Authors: Islam M, Kauran, L, Berulava T, Heilbronner U, Budde M, Centeno T, Elerdashvili V, Zafieriou M, Benito E, Sertel S, Goldberg M, Senner F, Kalman J, Burkhardt S, Oepen A, Sakib M, Kerimolgu C, Wirths O, Bickeböller H, Bartels C, Brosseron F, Buerger K, Cosma N, Fliessbach K, Heneka M, Janowitz D, Kilimann I, Kleinedam L, Laske C, Metzger C, Munk M, Perneczky R, Peters O, Priller J, Rauchmann B, Roy N, Schneider A, Spottke A, Spruth E, Teipel S, Tscheuschler M, Wagner M, Wiltfang J, Düzel E, Jessen F, Rizzoli S, Zimmermann W, Schulze T, Falkai P, Sananbenesi F and Fischer A.

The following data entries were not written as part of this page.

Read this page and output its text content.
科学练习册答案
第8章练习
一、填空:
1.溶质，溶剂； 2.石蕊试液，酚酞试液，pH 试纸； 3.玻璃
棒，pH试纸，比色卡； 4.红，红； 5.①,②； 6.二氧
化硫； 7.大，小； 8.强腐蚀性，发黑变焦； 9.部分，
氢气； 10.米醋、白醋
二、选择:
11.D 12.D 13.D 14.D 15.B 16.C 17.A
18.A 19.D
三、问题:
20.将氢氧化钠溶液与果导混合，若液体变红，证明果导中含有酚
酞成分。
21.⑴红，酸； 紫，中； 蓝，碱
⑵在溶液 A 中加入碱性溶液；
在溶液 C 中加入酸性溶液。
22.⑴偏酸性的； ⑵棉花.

EMBO Molecular Medicine, 2021.
Scientists using human subjects and animal models uncover microRNA signature that may lead to new ways to identify and treat cognitive disease
Identifying biomarkers for Alzheimer’s disease and other age-related neurodegenerative disorders has the potential to allow for earlier diagnoses and new therapeutic targets, but research into this area has been challenging. However, a study of human subjects and animal models reveals a circulating 3-microRNA signature associated with cognitive decline—a finding that could be used in the future to detect individuals who are at risk for dementia with a simple blood test and enable further diagnostic procedures and early intervention. Significantly, the research also demonstrated that mice treated with an anti-microRNA-mix exhibited improved cognitive abilities, results that could lead to the development of biomarker-guided therapies for dementia.
To identify the 3-microRNA signature, researchers analyzed humans with and without cognitive decline, as well as animal and cellular disease models, and found the biomarker is increased not only in the blood, but also in the brains of mice with cognitive impairment and in the cerebrospinal fluid of people diagnosed with mild cognitive impairment. Along with other testing, scientists used Axion’s Maestro APEX platform to assess spontaneous in vitro activity of mouse hippocampal neurons treated with the 3-microRNA-mix and found that the cells demonstrated impaired neural plasticity, with the weighted mean firing rate, number of bursts, and network bursts all significantly reduced. Taken together with other results, the authors suggest that the identification this 3-microRNA signature associated with cognitive decline could be used in the future to screen older adults for dementia and provide targets for the development of novel RNA-based therapeutics.